Current language-vision models have outstanded traditional approaches and overcome numerous limitations. This comes mostly thanks to training methods based on large-scale datasets from online sources. Unfortunately, research is mainly made by industry labs and datasets remain private — until now. This award-winning work by JSC and LAION e.V. provides open datasets from public internet resources that can be used to train state-of-the-art language-vision models and is accessible to all research labs around the world. Toolsets for dataset composition and pre-trained openCLIP models are also open-sourced as results of this work.
Open-vocabulary language-vision models are a type of trained algorithms able to match images with text, as in identifying objects from a picture or finding photos that contain a specific item provided a corresponding text query that contains keywords. Traditionally, developing a vision model required scientists a great effort in terms of tailored training for the task and supervision before being able to complete it successfully. And even then, models worked only for that task and could lose their performance under dataset distribution shifts. But lately, researchers have created new language-vision approaches like CLIP or Imagen that not only overcome these limitations but outstand traditional methods and open new doors in the field.
They used a type of learning that is self-supervised, not needing human curation of data before training, and can use data obtained from the public internet in very large quantities, instead of relying on costly human made labels. The models trained in this way work successfully even identifying scenarios outside of their training data (strong zero-shot transfer to novel settings) and show remarkable robustness adapting to data changes (data distribution shifts), unmatched by previous deep learning methods. However, most research work on this field was performed by large industry labs on closed private datasets, and thus often it is not accessible for the broad research community. That is where the international collaboration of LAION e.V. and Jülich Supercomputing Centre (JSC) researchers steps in.

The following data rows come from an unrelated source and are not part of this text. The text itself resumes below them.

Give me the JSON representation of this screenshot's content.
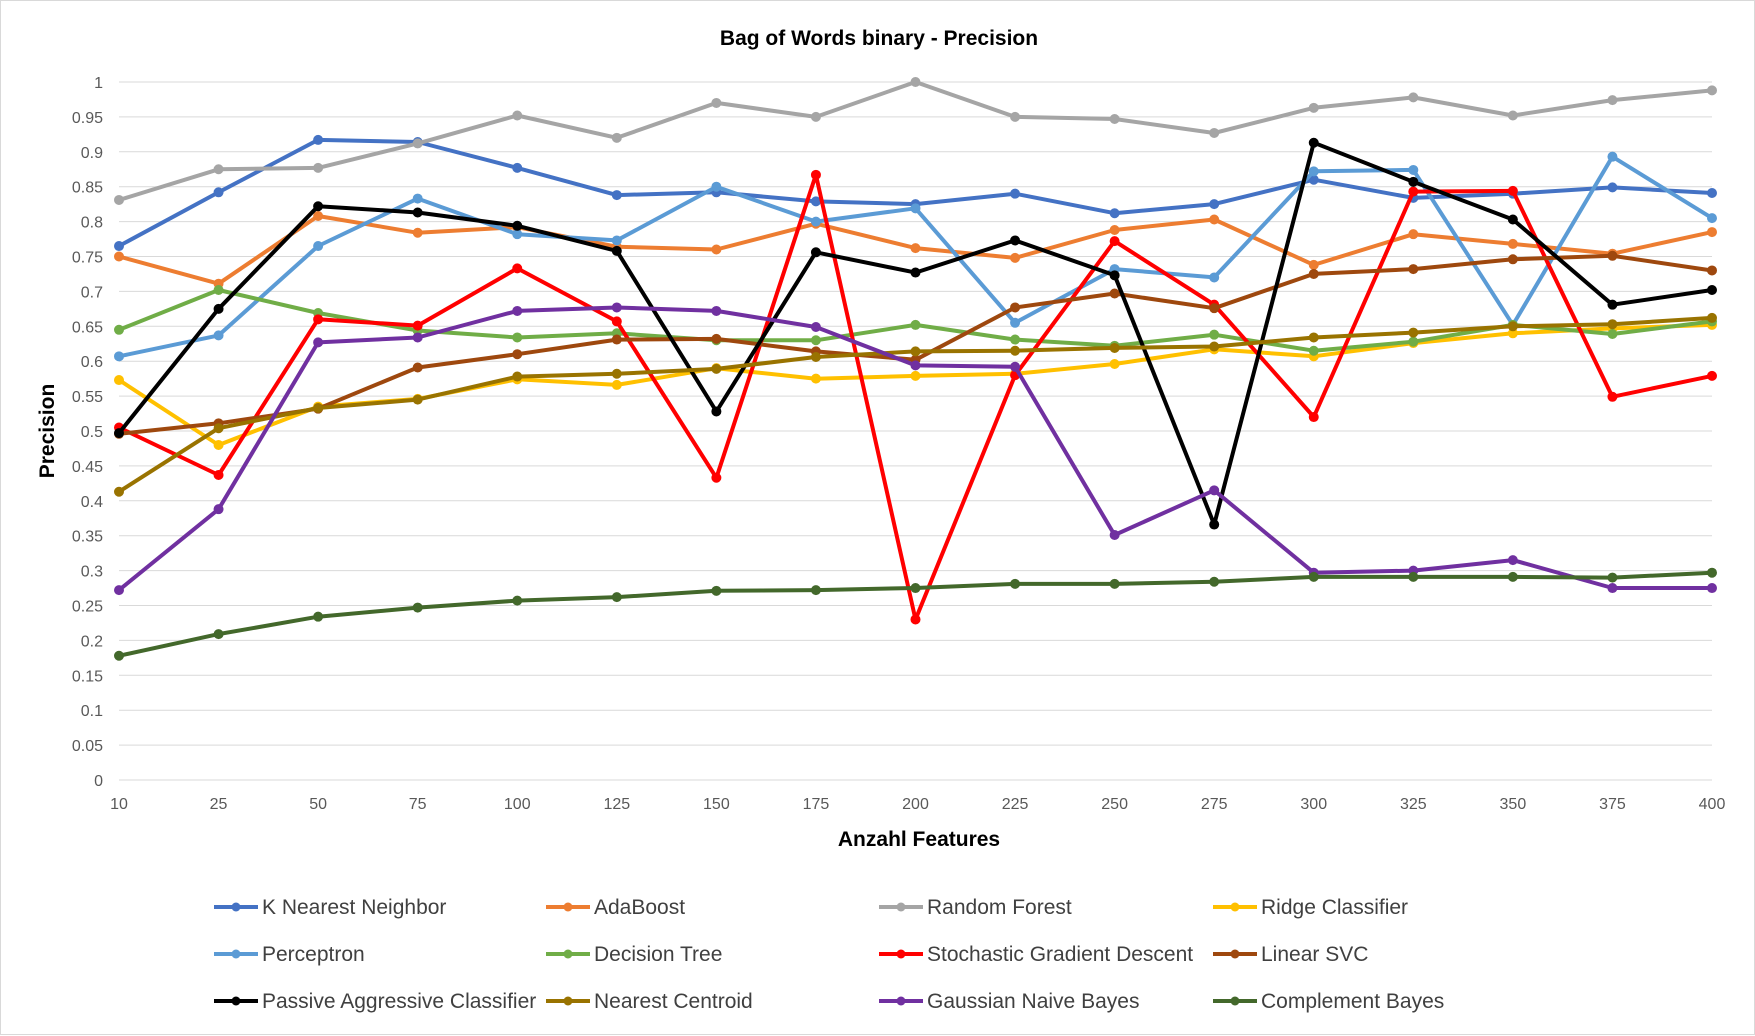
{
  "chart_data": {
    "type": "line",
    "title": "Bag of Words binary - Precision",
    "xlabel": "Anzahl Features",
    "ylabel": "Precision",
    "x": [
      10,
      25,
      50,
      75,
      100,
      125,
      150,
      175,
      200,
      225,
      250,
      275,
      300,
      325,
      350,
      375,
      400
    ],
    "x_tick_labels": [
      "10",
      "25",
      "50",
      "75",
      "100",
      "125",
      "150",
      "175",
      "200",
      "225",
      "250",
      "275",
      "300",
      "325",
      "350",
      "375",
      "400"
    ],
    "ylim": [
      0,
      1
    ],
    "y_tick_labels": [
      "0",
      "0.05",
      "0.1",
      "0.15",
      "0.2",
      "0.25",
      "0.3",
      "0.35",
      "0.4",
      "0.45",
      "0.5",
      "0.55",
      "0.6",
      "0.65",
      "0.7",
      "0.75",
      "0.8",
      "0.85",
      "0.9",
      "0.95",
      "1"
    ],
    "grid": true,
    "legend_position": "bottom",
    "series": [
      {
        "name": "K Nearest Neighbor",
        "color": "#4472C4",
        "values": [
          0.765,
          0.842,
          0.917,
          0.914,
          0.877,
          0.838,
          0.842,
          0.829,
          0.825,
          0.84,
          0.812,
          0.825,
          0.86,
          0.834,
          0.84,
          0.849,
          0.841
        ]
      },
      {
        "name": "AdaBoost",
        "color": "#ED7D31",
        "values": [
          0.75,
          0.711,
          0.808,
          0.784,
          0.792,
          0.764,
          0.76,
          0.797,
          0.762,
          0.748,
          0.788,
          0.803,
          0.738,
          0.782,
          0.768,
          0.754,
          0.785
        ]
      },
      {
        "name": "Random Forest",
        "color": "#A5A5A5",
        "values": [
          0.831,
          0.875,
          0.877,
          0.912,
          0.952,
          0.92,
          0.97,
          0.95,
          1.0,
          0.95,
          0.947,
          0.927,
          0.963,
          0.978,
          0.952,
          0.974,
          0.988
        ]
      },
      {
        "name": "Ridge Classifier",
        "color": "#FFC000",
        "values": [
          0.573,
          0.48,
          0.535,
          0.546,
          0.574,
          0.566,
          0.59,
          0.575,
          0.579,
          0.582,
          0.596,
          0.617,
          0.607,
          0.626,
          0.64,
          0.647,
          0.652
        ]
      },
      {
        "name": "Perceptron",
        "color": "#5B9BD5",
        "values": [
          0.607,
          0.637,
          0.765,
          0.833,
          0.782,
          0.773,
          0.85,
          0.8,
          0.819,
          0.655,
          0.732,
          0.72,
          0.872,
          0.874,
          0.652,
          0.893,
          0.805
        ]
      },
      {
        "name": "Decision Tree",
        "color": "#70AD47",
        "values": [
          0.645,
          0.702,
          0.669,
          0.644,
          0.634,
          0.64,
          0.63,
          0.63,
          0.652,
          0.631,
          0.622,
          0.638,
          0.615,
          0.628,
          0.652,
          0.639,
          0.657
        ]
      },
      {
        "name": "Stochastic Gradient Descent",
        "color": "#FF0000",
        "values": [
          0.505,
          0.437,
          0.66,
          0.651,
          0.733,
          0.657,
          0.433,
          0.867,
          0.23,
          0.58,
          0.772,
          0.681,
          0.52,
          0.843,
          0.844,
          0.549,
          0.579
        ]
      },
      {
        "name": "Linear SVC",
        "color": "#9E480E",
        "values": [
          0.496,
          0.511,
          0.532,
          0.591,
          0.61,
          0.631,
          0.632,
          0.614,
          0.602,
          0.677,
          0.697,
          0.676,
          0.725,
          0.732,
          0.746,
          0.751,
          0.73
        ]
      },
      {
        "name": "Passive Aggressive Classifier",
        "color": "#000000",
        "values": [
          0.497,
          0.675,
          0.822,
          0.813,
          0.794,
          0.758,
          0.528,
          0.756,
          0.727,
          0.773,
          0.723,
          0.366,
          0.913,
          0.857,
          0.803,
          0.681,
          0.702
        ]
      },
      {
        "name": "Nearest Centroid",
        "color": "#997300",
        "values": [
          0.413,
          0.504,
          0.533,
          0.545,
          0.578,
          0.582,
          0.589,
          0.606,
          0.614,
          0.615,
          0.619,
          0.621,
          0.634,
          0.641,
          0.65,
          0.653,
          0.662
        ]
      },
      {
        "name": "Gaussian Naive Bayes",
        "color": "#7030A0",
        "values": [
          0.272,
          0.388,
          0.627,
          0.634,
          0.672,
          0.677,
          0.672,
          0.649,
          0.594,
          0.592,
          0.351,
          0.415,
          0.297,
          0.3,
          0.315,
          0.275,
          0.275
        ]
      },
      {
        "name": "Complement Bayes",
        "color": "#43682B",
        "values": [
          0.178,
          0.209,
          0.234,
          0.247,
          0.257,
          0.262,
          0.271,
          0.272,
          0.275,
          0.281,
          0.281,
          0.284,
          0.291,
          0.291,
          0.291,
          0.29,
          0.297
        ]
      }
    ]
  }
}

Together, LAION e.V and JSC have created LAION-5B, a large-scale open dataset of 5.8 Billion image-text pairs obtained from Common Crawl, an open web repository. LAION-5B has demonstrated to be good enough to train strong state-of-the-art models without the necessity of human curation. The work on composing and validating LAION-5B by training CLIP models of various scale on JUWELS Booster, the supercomputer installed at JSC, has culminated in winning the Outstanding Paper Award at NeurIPS 2022, one of the strongest international top conferences for machine learning and artificial intelligence that took place in New Orleans from 27.11 to 04.12
Dr. Jenia Jitsev, co-founder and scientific lead at LAION e.V, was co-leading the collaborative effort, working together with his postdoc Dr. Mehdi Cherti at Scalable Learning & Multi-Purpose AI Lab at JSC. He is very delighted to receive such a high recognition from the broad research community. "It is very rewarding to see how such a grand cooperation between many research labs, independent researchers, citizen scientists and industry bears such fruits, opening wide range of further perspectives for transparently studying together important phenomena in large, strongly transferable models, now accessible to academic research labs across the world and not any more restricted to few industry labs with large resources."

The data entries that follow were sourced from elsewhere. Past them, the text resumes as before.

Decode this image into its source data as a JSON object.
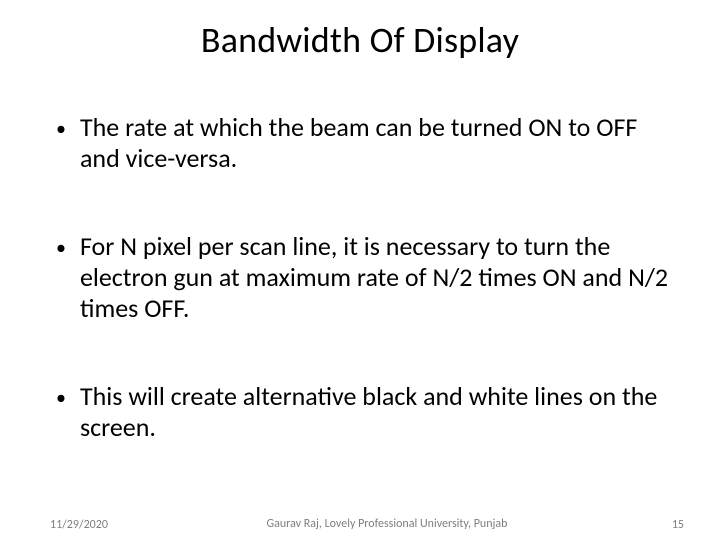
{
  "title": "Bandwidth Of Display",
  "bullets": [
    "The rate at which the beam  can be turned ON to OFF and vice-versa.",
    "For N pixel per scan line, it is necessary to turn the electron gun at maximum rate of N/2 times ON and N/2 times OFF.",
    "This will create alternative black and white lines on the screen."
  ],
  "footer": {
    "date": "11/29/2020",
    "author": "Gaurav Raj, Lovely Professional University, Punjab",
    "page": "15"
  },
  "style": {
    "background_color": "#ffffff",
    "text_color": "#000000",
    "footer_color": "#7f7f7f",
    "title_fontsize": 36,
    "body_fontsize": 26,
    "footer_fontsize": 12,
    "font_family": "Calibri, Arial, sans-serif"
  }
}
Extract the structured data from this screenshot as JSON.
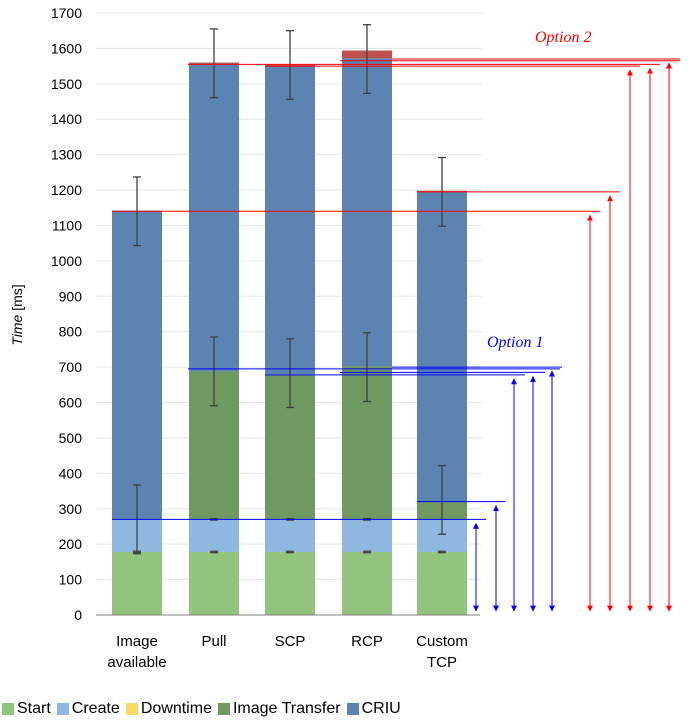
{
  "chart_data": {
    "type": "bar",
    "stacked": true,
    "ylabel": {
      "italic": "Time",
      "rest": " [ms]"
    },
    "ylim": [
      0,
      1700
    ],
    "yticks": [
      0,
      100,
      200,
      300,
      400,
      500,
      600,
      700,
      800,
      900,
      1000,
      1100,
      1200,
      1300,
      1400,
      1500,
      1600,
      1700
    ],
    "categories": [
      [
        "Image",
        "available"
      ],
      [
        "Pull"
      ],
      [
        "SCP"
      ],
      [
        "RCP"
      ],
      [
        "Custom",
        "TCP"
      ]
    ],
    "series": [
      {
        "name": "Start",
        "color": "#93c47d",
        "values": [
          178,
          178,
          178,
          178,
          178
        ]
      },
      {
        "name": "Create",
        "color": "#8fb8e0",
        "values": [
          92,
          92,
          92,
          92,
          92
        ]
      },
      {
        "name": "Downtime",
        "color": "#ffd966",
        "values": [
          0,
          0,
          0,
          0,
          0
        ]
      },
      {
        "name": "Image Transfer",
        "color": "#6e9960",
        "values": [
          0,
          418,
          410,
          432,
          50
        ]
      },
      {
        "name": "CRIU",
        "color": "#5b84b1",
        "values": [
          872,
          870,
          872,
          870,
          876
        ]
      }
    ],
    "top_marker": {
      "color": "#c0504d",
      "values": [
        0,
        2,
        2,
        22,
        2
      ]
    },
    "error_bars": [
      {
        "y": 270,
        "err": 97
      },
      {
        "y": 1140,
        "err": 97
      },
      {
        "y": 178,
        "err": 2,
        "all": true
      },
      {
        "y": 270,
        "err": 2,
        "all": true
      }
    ],
    "error_bars_by_category": [
      [
        {
          "y": 178,
          "err": 2
        },
        {
          "y": 270,
          "err": 97
        },
        {
          "y": 1140,
          "err": 97
        }
      ],
      [
        {
          "y": 178,
          "err": 2
        },
        {
          "y": 270,
          "err": 2
        },
        {
          "y": 688,
          "err": 97
        },
        {
          "y": 1558,
          "err": 97
        }
      ],
      [
        {
          "y": 178,
          "err": 2
        },
        {
          "y": 270,
          "err": 2
        },
        {
          "y": 683,
          "err": 97
        },
        {
          "y": 1553,
          "err": 97
        }
      ],
      [
        {
          "y": 178,
          "err": 2
        },
        {
          "y": 270,
          "err": 2
        },
        {
          "y": 700,
          "err": 97
        },
        {
          "y": 1570,
          "err": 97
        }
      ],
      [
        {
          "y": 178,
          "err": 2
        },
        {
          "y": 325,
          "err": 97
        },
        {
          "y": 1195,
          "err": 97
        }
      ]
    ],
    "annotations": {
      "option1": {
        "label": "Option 1",
        "color": "#0000ff",
        "levels": [
          270,
          320,
          678,
          685,
          695,
          700
        ]
      },
      "option2": {
        "label": "Option 2",
        "color": "#ff0000",
        "levels": [
          1140,
          1195,
          1550,
          1555,
          1565,
          1570
        ]
      }
    },
    "legend": [
      "Start",
      "Create",
      "Downtime",
      "Image Transfer",
      "CRIU"
    ]
  }
}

Many institutions made this study possible along with LAION and JSC: UC Berkeley, TU Darmstadt, TU Munich, University of Washington, Allen AI Institute, EleutherAI, HuggingFace and Stability AI. Pivotal for these experiments was JUWELS Booster, the supercomputer hosted by JSC, and the compute time granted by Gauss Center for Supercomputing.

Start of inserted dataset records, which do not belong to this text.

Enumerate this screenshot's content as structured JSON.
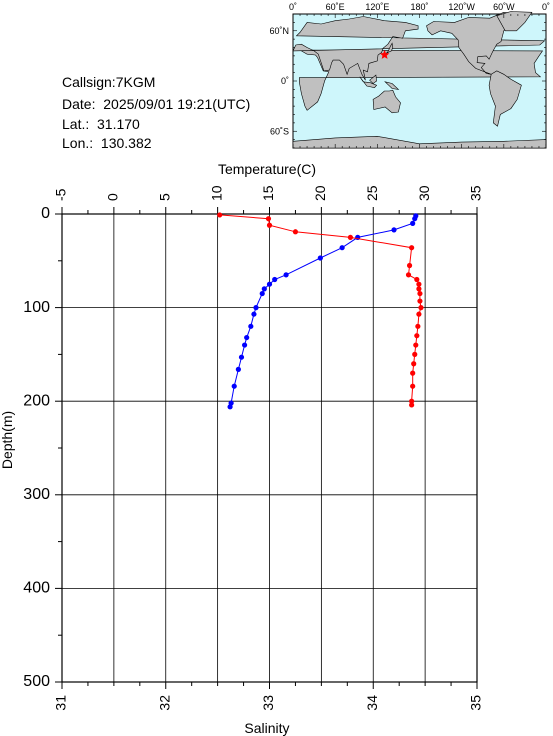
{
  "info": {
    "callsign": "Callsign:7KGM",
    "date": "Date:  2025/09/01 19:21(UTC)",
    "lat": "Lat.:  31.170",
    "lon": "Lon.:  130.382"
  },
  "map": {
    "top_labels": [
      "0˚",
      "60˚E",
      "120˚E",
      "180˚",
      "120˚W",
      "60˚W",
      "0˚"
    ],
    "left_labels": [
      "60˚N",
      "0˚",
      "60˚S"
    ],
    "ocean_color": "#cef6fb",
    "land_color": "#c0c0c0",
    "marker_color": "#ff0000",
    "marker_lon": 130.382,
    "marker_lat": 31.17
  },
  "chart_data": {
    "type": "line",
    "title": "",
    "top_axis": {
      "label": "Temperature(C)",
      "range": [
        -5,
        35
      ],
      "ticks": [
        "-5",
        "0",
        "5",
        "10",
        "15",
        "20",
        "25",
        "30",
        "35"
      ]
    },
    "bottom_axis": {
      "label": "Salinity",
      "range": [
        31,
        35
      ],
      "ticks": [
        "31",
        "32",
        "33",
        "34",
        "35"
      ]
    },
    "left_axis": {
      "label": "Depth(m)",
      "range": [
        0,
        500
      ],
      "inverted": true,
      "ticks": [
        "0",
        "100",
        "200",
        "300",
        "400",
        "500"
      ]
    },
    "grid": true,
    "series": [
      {
        "color": "#0000ff",
        "axis": "temperature",
        "points": [
          [
            29.1,
            2
          ],
          [
            29.0,
            5
          ],
          [
            28.8,
            10
          ],
          [
            27.0,
            17
          ],
          [
            23.5,
            25
          ],
          [
            22.0,
            36
          ],
          [
            19.9,
            47
          ],
          [
            16.6,
            65
          ],
          [
            15.5,
            70
          ],
          [
            15.0,
            75
          ],
          [
            14.5,
            80
          ],
          [
            14.3,
            85
          ],
          [
            13.7,
            100
          ],
          [
            13.5,
            107
          ],
          [
            13.2,
            120
          ],
          [
            12.8,
            132
          ],
          [
            12.6,
            140
          ],
          [
            12.3,
            153
          ],
          [
            12.0,
            166
          ],
          [
            11.6,
            184
          ],
          [
            11.3,
            202
          ],
          [
            11.2,
            206
          ]
        ]
      },
      {
        "color": "#ff0000",
        "axis": "salinity",
        "points": [
          [
            32.52,
            1
          ],
          [
            32.99,
            5
          ],
          [
            33.0,
            12
          ],
          [
            33.25,
            19
          ],
          [
            33.78,
            25
          ],
          [
            34.37,
            36
          ],
          [
            34.35,
            55
          ],
          [
            34.34,
            65
          ],
          [
            34.42,
            70
          ],
          [
            34.44,
            75
          ],
          [
            34.44,
            80
          ],
          [
            34.45,
            85
          ],
          [
            34.45,
            93
          ],
          [
            34.46,
            100
          ],
          [
            34.44,
            107
          ],
          [
            34.43,
            120
          ],
          [
            34.42,
            130
          ],
          [
            34.41,
            140
          ],
          [
            34.4,
            150
          ],
          [
            34.39,
            160
          ],
          [
            34.38,
            170
          ],
          [
            34.38,
            184
          ],
          [
            34.37,
            200
          ],
          [
            34.37,
            204
          ]
        ]
      }
    ]
  }
}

This collaborative effort made it clear for all participants that achieving further breakthroughs on frontiers of machine learning and AI will require further advances in handling model training on very large scales. While its results are already being put to use by numerous research labs across the world, JSC prepares to host the first European Exascale machine, JUPITER. The international collaboration partners involved in the awarded work are expecting to take upcoming opportunities for further groundbreaking large-scale research at the site in Juelich.